B.C. woman marks 60th birthday with 7 marathons on 7 continents in 7 days

Vancouver woman embarks on seven continent marathon race to celebrate her 60th birthday. She intends on running 42.2 kilometres every day for seven days.

'We have to prepare for anything up to 50 Celsius difference'

Pushpa Chandra competing at the 2017 Marathon Des Sables, a 251 kilometre ultramarathon in Morocco in the Saharan desert. (MDS)

Some people have a party when they turn 60 years old, but Vancouver resident Pushpa Chandra decided to mark the occasion by running seven marathons on seven continents in seven days. 

It's called the World Marathon Challenge, and Chandra departs for the race on Tuesday. 

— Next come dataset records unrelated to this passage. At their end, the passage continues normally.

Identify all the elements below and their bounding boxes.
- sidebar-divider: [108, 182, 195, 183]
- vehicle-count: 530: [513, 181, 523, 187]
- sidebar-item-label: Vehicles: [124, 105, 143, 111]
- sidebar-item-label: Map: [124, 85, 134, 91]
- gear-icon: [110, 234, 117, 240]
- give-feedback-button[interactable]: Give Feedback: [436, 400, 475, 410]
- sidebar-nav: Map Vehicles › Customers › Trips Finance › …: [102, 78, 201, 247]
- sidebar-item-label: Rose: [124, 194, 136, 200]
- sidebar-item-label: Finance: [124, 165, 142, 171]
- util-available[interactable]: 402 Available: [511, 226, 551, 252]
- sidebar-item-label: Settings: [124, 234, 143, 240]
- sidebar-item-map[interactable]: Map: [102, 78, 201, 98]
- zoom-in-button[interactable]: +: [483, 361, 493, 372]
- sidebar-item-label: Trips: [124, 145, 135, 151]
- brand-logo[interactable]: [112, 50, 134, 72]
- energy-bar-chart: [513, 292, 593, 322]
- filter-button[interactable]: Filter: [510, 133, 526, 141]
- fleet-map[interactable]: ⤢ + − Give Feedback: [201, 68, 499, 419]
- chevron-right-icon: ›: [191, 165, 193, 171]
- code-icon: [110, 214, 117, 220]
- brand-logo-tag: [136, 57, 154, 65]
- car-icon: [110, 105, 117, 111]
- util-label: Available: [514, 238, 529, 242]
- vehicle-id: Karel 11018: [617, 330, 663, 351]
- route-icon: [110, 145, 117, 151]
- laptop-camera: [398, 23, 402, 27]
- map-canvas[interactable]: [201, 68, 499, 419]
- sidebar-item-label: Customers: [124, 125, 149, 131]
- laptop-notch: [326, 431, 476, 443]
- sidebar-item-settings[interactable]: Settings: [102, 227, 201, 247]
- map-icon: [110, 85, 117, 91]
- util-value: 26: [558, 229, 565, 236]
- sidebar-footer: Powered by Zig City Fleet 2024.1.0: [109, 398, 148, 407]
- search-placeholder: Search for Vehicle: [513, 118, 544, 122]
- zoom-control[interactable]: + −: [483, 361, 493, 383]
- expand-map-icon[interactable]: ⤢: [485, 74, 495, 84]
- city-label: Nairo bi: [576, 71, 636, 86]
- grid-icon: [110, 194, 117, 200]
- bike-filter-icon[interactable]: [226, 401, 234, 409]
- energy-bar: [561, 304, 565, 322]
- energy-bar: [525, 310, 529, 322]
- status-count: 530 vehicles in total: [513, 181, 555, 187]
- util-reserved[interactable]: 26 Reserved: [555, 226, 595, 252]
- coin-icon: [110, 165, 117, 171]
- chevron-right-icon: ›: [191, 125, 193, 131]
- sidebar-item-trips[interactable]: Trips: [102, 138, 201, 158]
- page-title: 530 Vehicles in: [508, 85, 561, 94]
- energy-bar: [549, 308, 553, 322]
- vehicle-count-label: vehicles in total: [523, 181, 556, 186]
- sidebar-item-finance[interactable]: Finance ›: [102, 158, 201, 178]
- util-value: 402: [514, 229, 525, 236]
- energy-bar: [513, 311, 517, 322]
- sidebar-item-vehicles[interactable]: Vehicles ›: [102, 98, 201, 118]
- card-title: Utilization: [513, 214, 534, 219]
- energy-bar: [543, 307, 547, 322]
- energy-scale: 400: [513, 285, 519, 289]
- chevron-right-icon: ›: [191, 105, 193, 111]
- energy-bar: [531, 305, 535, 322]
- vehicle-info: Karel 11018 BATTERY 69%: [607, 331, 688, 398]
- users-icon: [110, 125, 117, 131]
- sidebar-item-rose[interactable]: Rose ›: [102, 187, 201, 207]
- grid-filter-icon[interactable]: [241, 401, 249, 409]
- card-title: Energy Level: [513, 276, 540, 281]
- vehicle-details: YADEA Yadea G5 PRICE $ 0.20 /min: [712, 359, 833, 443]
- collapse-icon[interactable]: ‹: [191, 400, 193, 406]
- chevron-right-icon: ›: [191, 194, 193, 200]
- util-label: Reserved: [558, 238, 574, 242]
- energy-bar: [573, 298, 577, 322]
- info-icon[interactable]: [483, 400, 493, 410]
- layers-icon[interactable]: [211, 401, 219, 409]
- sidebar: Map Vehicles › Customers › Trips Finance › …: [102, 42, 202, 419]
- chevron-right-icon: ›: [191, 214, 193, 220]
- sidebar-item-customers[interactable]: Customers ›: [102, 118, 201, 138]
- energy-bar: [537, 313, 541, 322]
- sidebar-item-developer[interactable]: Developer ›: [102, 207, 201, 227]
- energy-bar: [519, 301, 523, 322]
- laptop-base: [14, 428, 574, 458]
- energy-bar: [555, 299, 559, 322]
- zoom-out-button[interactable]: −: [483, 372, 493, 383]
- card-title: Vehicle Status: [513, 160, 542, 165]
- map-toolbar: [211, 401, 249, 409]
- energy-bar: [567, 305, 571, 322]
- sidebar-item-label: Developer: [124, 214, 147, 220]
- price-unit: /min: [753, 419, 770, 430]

The clock starts in Antarctica for the first 42.2 kilometre run, then the 52 participants board a plane to Cape Town, South Africa for the next marathon, followed by runs in Perth, Australia, Dubai, U.A.E., Lisbon, Portugal, Cartagena, Colombia, and Miami, Fla. 

"We have to prepare for anything up to 50 Celsius difference," Chandra told CBC Early Edition host Stephen Quinn. 

Chandra says there will be many obstacles, including marathon fatigue, jet lag, blisters, but she says the heat in Dubai will be the greatest challenge for her. 

"At the 49th parallel, we don't really see those kinds of temperatures," she said.

Chandra says every marathon features a low point where you have to learn to deal with physiological and psychological pain by creating a new rhythm to avoid crumbling. 

Chandra says she previously raced in every continent to celebrate her 50th birthday. (Pushpa Chandra)

Between races, Chandra says a charter plane will transport competitors to the race locations, giving them time to rest and recuperate.

Chandra calls herself an adventure racer and says she already raced on every continent for her 50th birthday. 

"I've slept on ice, rocks, shifting sea ice on geographic north pole," she said.

The competition says the man and woman with the top combined race times will be declared the challenge winners, but Chandra says the experience of the race is rewarding in itself. 

"It's made me believe in myself. It's so many layers, so it's really not about running. It's about that solitude and thinking about the big picture in life," said Chandra.